Julian goes between complaining about doing his work, to not wanting to stop. His teacher is not impressed with his socializing and inability to stay focused on his classwork. But Julian can be very very focused without distraction, and he can be very serious about his schoolwork too. It's easier to get him to do his work than Gabriel.

But so far, Katrina takes her schoolwork seriously and really seems to enjoy it. Before you think she's being shackled academically, she comes home with more art projects and drawings and paintings and sand in her shoes from playing outside than worksheets. She's getting plenty of fun and play too at the marvelous nicely balanced preschool she's in.
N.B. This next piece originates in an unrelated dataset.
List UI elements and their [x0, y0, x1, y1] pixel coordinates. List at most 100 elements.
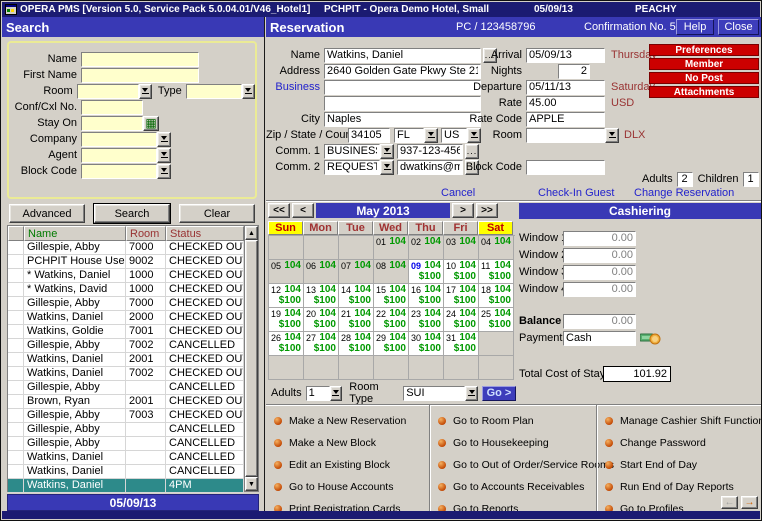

But though she stubbornly refused to do her worksheets at first, now she enjoys them and takes pride in them. She may yet be our star student!


Monday, September 06, 2010

9/6/2010 Recovering

I've been sick all weekend, except today mostly due to tons and tons of sleep and rest after we got home yesterday. I wasn't so sick as to miss an airshow -- I liked the distraction, even if I had to blow my nose every 5 minutes.

I don't have time to write a lot -- busy night for us after a busy day getting rid of things in the garage (YAYAYAYAAYAYYYYY), then swimming on a hot afternoon with friends. Full writeup of the airshow later, but a few teasers here.

On their way to my favorite plane, the C-17. Unfortunately one crashed a few weeks ago rehearsing for an airshow, so they're grounded for demos right now. But we did get to walk in and get up to the flight deck. I talked to the same pilot who'd flown it at the airshow at Edwards last October! Coool!

I was really psyched to see this lovely B-25 fly -- a new restoration after 18 years of work, and then get a very quick chance to climb up into the cockpit. This is the land-based plane that flew off the USS Hornet in the Doolittle Raid, our first attack on Japan after Pearl Harbor.

We saw a lot of great stunt flying, including by two women and a 20-year-old man. Katrina's favorite was the "shark plane."

My favorite is always the C-17, but I was thrilled to be buzzed by an F-18. It came in SO fast that you couldn't hear it at first -- it was already past us by the time its tremendous jet boom sound caught up and nearly flattened the crowd. Truly eerie to see a plan go by so fast and so silently -- at first. "Outrunning its sound" is how they described it. Not bad for a Navy plane.

Busy morning tomorrow, Dave has an 8am meeting, we have cleaners coming, and I have a ton of work to do. We talked to the boys sternly tonight: NO TOYS in the morning AT ALL. Get up and get dressed and go downstairs. NO TOYS. I hate saying that, but our labor starts tomorrow, the day after Labor Day.